TAMPA, Fla. — Nurses are vital to the health care industry, but experts say there continues to be a personnel shortage across Florida.

In an effort to reverse this trend, the state is now dishing out extra funds to help boost nursing education programs to quickly get more people working in the field.

What You Need To Know

  •  Gov. Ron DeSantis announced nearly $80 million in funding for nursing programs statewide

  •  More than two dozen schools will receive the money

  •  Experts say retirement, travel nurse positions and burnout from the pandemic are all leading to the shortage

Earlier this month, Gov. Ron DeSantis announced nearly $80 million in funding for public postsecondary nursing education, which will be distributed to more than two dozen schools across the state, including Hillsborough Community College.

That's where Kerry Ritrievi is back in the classroom after 35 years. A barber with no science background, Ritrievi said he wanted to challenge himself while also filling a critical need.

“The need is there — I like to help people so that was another, you know, big factor in me giving this a shot," he said. "To make it this far, I’m very happy, but I’ve still got a long way to go.”

Hillsborough Community College's associate dean of nursing, Marcellyne Penny, said there's currently an 11% vacancy across the Tampa Bay area. Using the extra money from the state, Penny hopes to expand the program to allow up to 70 additional students to enroll per semester.

She said it's all part of an effort to get more nurses to bedsides as quickly as possible.

“Getting nurses out into the community, getting nurses into the acute settings — those are all essential to decreasing our mortality rates, decreasing our morbidity rates, helping our community thrive," Penny said.

Penny pointed to retirement, travel nurse positions and burnout from the pandemic as the main factors contributing to the state's nursing shortage.

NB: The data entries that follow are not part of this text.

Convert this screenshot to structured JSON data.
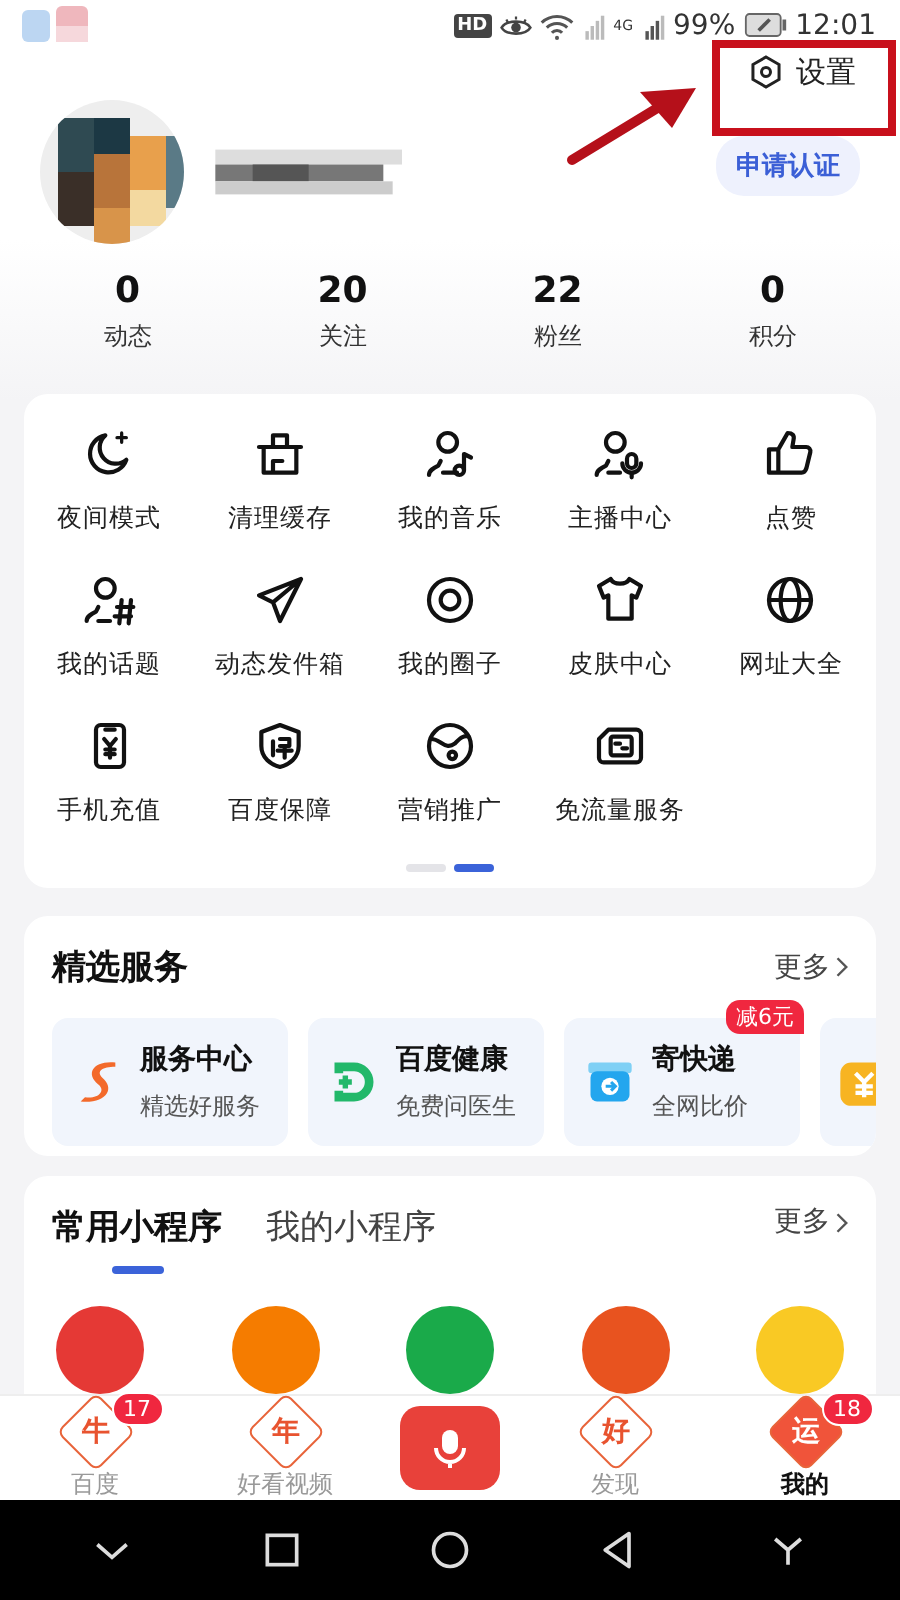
{
  "status_bar": {
    "hd_badge": "HD",
    "network": "4G",
    "battery": "99%",
    "time": "12:01"
  },
  "settings": {
    "label": "设置"
  },
  "profile": {
    "verify_button": "申请认证"
  },
  "stats": [
    {
      "value": "0",
      "label": "动态"
    },
    {
      "value": "20",
      "label": "关注"
    },
    {
      "value": "22",
      "label": "粉丝"
    },
    {
      "value": "0",
      "label": "积分"
    }
  ],
  "tools": {
    "items": [
      {
        "label": "夜间模式"
      },
      {
        "label": "清理缓存"
      },
      {
        "label": "我的音乐"
      },
      {
        "label": "主播中心"
      },
      {
        "label": "点赞"
      },
      {
        "label": "我的话题"
      },
      {
        "label": "动态发件箱"
      },
      {
        "label": "我的圈子"
      },
      {
        "label": "皮肤中心"
      },
      {
        "label": "网址大全"
      },
      {
        "label": "手机充值"
      },
      {
        "label": "百度保障"
      },
      {
        "label": "营销推广"
      },
      {
        "label": "免流量服务"
      }
    ],
    "pages": [
      {
        "selected": false
      },
      {
        "selected": true
      }
    ]
  },
  "featured": {
    "title": "精选服务",
    "more": "更多",
    "cards": [
      {
        "kind": "full",
        "title": "服务中心",
        "subtitle": "精选好服务"
      },
      {
        "kind": "full",
        "title": "百度健康",
        "subtitle": "免费问医生"
      },
      {
        "kind": "full",
        "title": "寄快递",
        "subtitle": "全网比价",
        "badge": "减6元"
      },
      {
        "kind": "partial"
      }
    ]
  },
  "mini_programs": {
    "tabs": [
      {
        "label": "常用小程序",
        "selected": true
      },
      {
        "label": "我的小程序",
        "selected": false
      }
    ],
    "more": "更多",
    "apps": [
      {
        "color": "#e53935"
      },
      {
        "color": "#f57c00"
      },
      {
        "color": "#1aaa4a"
      },
      {
        "color": "#e8531f"
      },
      {
        "color": "#f9c924"
      }
    ]
  },
  "tab_bar": [
    {
      "kind": "tab",
      "label": "百度",
      "icon_text": "牛",
      "badge": "17",
      "selected": false
    },
    {
      "kind": "tab",
      "label": "好看视频",
      "icon_text": "年",
      "selected": false
    },
    {
      "kind": "voice"
    },
    {
      "kind": "tab",
      "label": "发现",
      "icon_text": "好",
      "selected": false
    },
    {
      "kind": "tab",
      "label": "我的",
      "icon_text": "运",
      "badge": "18",
      "selected": true
    }
  ]
}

"A lot of hospitals had no choice but to go to mandatory overtime in order to meet the needs here in this community — that leads to burnout," she sad. "There’s just no two ways around it. You can only work so many extra shifts before you start getting tired. It catches up with you."

But Penny said she's hopeful the industry will bounce back and that the school is still seeing students, like Ritrievi, who want to become nurses.

“It is a lot of work, so you’re going to have to really put the time and effort into succeeding," he said. "But so far, for me it’s been really rewarding and worth every late night or early morning.”

St. Petersburg College, Polk State College and Pasco-Hernando State College will also benefit from the additional funding.